W Kijowie doszło do ważnego przełomu w procesie zwrotu majątku kościelnego katolickim parafiom. Sąd Apelacyjny w mieście Dniepr podtrzymał decyzję sądu pierwszej instancji w sprawie przekazania, pięknego neogotyckiego, kościoła św. Mikołaja w Kijowie parafii rzymskokatolickiej. Walka o zwrot tej świątyni trwała kilkadziesiąt lat.
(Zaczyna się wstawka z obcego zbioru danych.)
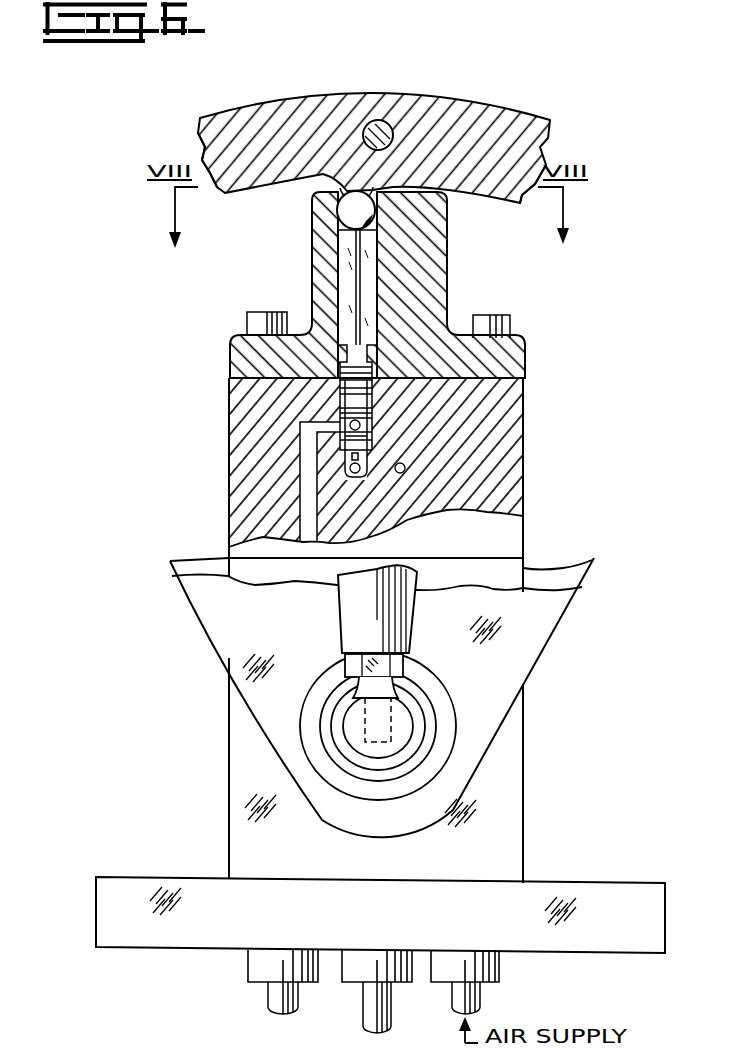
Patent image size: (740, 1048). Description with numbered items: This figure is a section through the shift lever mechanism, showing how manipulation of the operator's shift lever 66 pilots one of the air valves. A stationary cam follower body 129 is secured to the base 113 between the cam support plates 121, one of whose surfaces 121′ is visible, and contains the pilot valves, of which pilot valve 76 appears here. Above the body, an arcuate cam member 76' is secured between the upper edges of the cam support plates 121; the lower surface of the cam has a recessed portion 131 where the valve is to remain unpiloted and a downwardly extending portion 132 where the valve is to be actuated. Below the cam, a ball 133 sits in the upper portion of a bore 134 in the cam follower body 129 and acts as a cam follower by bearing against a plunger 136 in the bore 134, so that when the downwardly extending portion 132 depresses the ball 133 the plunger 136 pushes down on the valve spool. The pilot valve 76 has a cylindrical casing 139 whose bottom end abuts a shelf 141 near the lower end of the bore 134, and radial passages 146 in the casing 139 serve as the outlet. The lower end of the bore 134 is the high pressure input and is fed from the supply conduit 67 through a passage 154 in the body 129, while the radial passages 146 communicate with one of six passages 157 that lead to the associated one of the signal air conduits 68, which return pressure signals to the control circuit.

Ukraiński sąd apelacyjny uznał, że „przekazanie kościoła jest nie tylko zgodne z prawem, ale także działaniem głęboko moralnym, które potwierdza szacunek dla historycznego i duchowego dziedzictwa Ukrainy”. Proboszcz parafii św. Mikołaja, ojciec Paweł Wyszkowski OMI, po usłyszeniu prawomocnego już wyroku powiedział, że odzyskanie kościoła jest owocem długoletniej modlitwy wiernych. Dodał jeszcze „W czasach, gdy często próbuje się zagłuszyć prawdę, takie decyzje mają szczególną moc”.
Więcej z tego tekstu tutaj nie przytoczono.